Friday, November 21, 2008


I can only blame myself for the things I'm about to bitch about, after all, I chose to go see the first showing of Twilight in my area at 11:59pm last night. The minute we arrived and picked our tickets up from the little machine (thank goodness for pre-ordering) I knew we were in trouble. The lot was full and tween's were EVERYWHERE.

Before I start, let me say, I enjoyed the movie. However, as far as films go - it's pretty weak. That's not saying I didn't like it, I did. The problem is, as my dear husband pointed out after I asked how he liked it - "uh, well - it's just a vampire love story. It's okay." Sometimes things just don't translate all that well to the screen (so the lion fell in love with the lamb - favorite line in the story, it made me cringe in the movie). Oh - Robert Pattinson is amazing here, he did an incredible job portraying Edward. It's too bad he's just become the poster boy for Bop magazine!

So without further ado, here is a rundown of what it's like to see Twilight at the first showing, among tweens that should be home in bed.

We get there and immediately notice the 'I Heart Edward' t-shirts, Bella and Edward Forever! stickers on shirts (worn by 20 year old young men no less) and people carrying copies of their Twilight books in hand. We wait to get into the last theater, watching in awe at the number of 8-10 year olds accompanying their very responsible parents, eventually getting our seats and settling in. I should also mention the very smart adolescent males out in force, attending in groups of 3-4, attempting to flesh them out some horny teenage girls looking for a real life Edward (sorry guys, hate to break it to you - you ain't him and you never will be to these girls!)

We arrived early and during that hour we are subjected to a contest for Twilight buttons and pictures, during which time tweens lose their shit, screeching and fighting over pieces of metal and paper. Camera's came out, pictures were snapped left and right, the blubber and hubbub was incredible. People bickered over who was hotter, Edward or Jacob and girl's acted in the exact ways I hated in high school. (I just know I'm going to be cursed and Arwen or Annabel will act like a total airhead, saying things like "I'm totally hyped up dude!")

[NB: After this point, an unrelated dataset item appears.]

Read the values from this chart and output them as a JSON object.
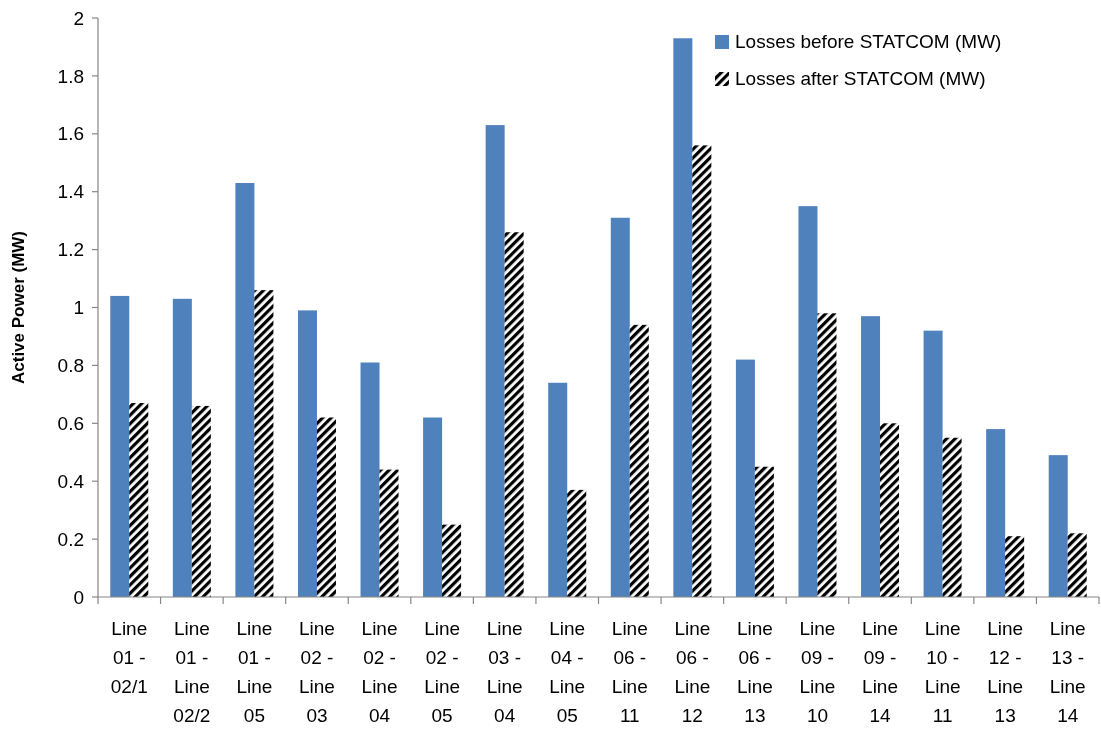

Eventually the dust settled and the movie started and things got really good!

The very second Edward glides into the background of the screen, the girls started to squeal, swooning so loudly Jimbo looks over at me with wide eyes screaming OMGWTF! (okay he didn't look exactly like that, more like 'are you serious?!') This continues for the rest of the show. Edward could have farted and the girls would faint (not joking either) and when he's around Bella, saying such sweet nothings, I heard many a virgins lose their proverbial cherry.

This morning I woke up tired (getting to bed at 2:45) and my first thought was - how many school absences are going to get marked down this morning and how many parents will lie for their children (and themselves) when the school calls to say Sue or Johnny didn't make it in to school this morning? My second thought was - I have to do this all over again since my Mother-in-Law wants to see it as well and I promised to go back with her.

Hopefully if we wait a week it won't be so bad - right? Who am I kidding, this ship is going down Titanic style. Complete with Leo worshipers and their Mothers. Bah!


Lawfrog said...

LOL! I love your description of the opening night. Alas, those poor teenage boys looking for hottie girls who are looking for there's a novel in and of itself.

When I went to see the Tour of Gymnastics Superstars here in Houston, I got Jonathan Horton's autograph and as he was walking away, several young teeny boppers swarmed him and then, when they went back to their seats, they were literally shaking and saying "OMG, he touched me!!"

Dear Lord, I hope I was never that stupid as a tween/teen.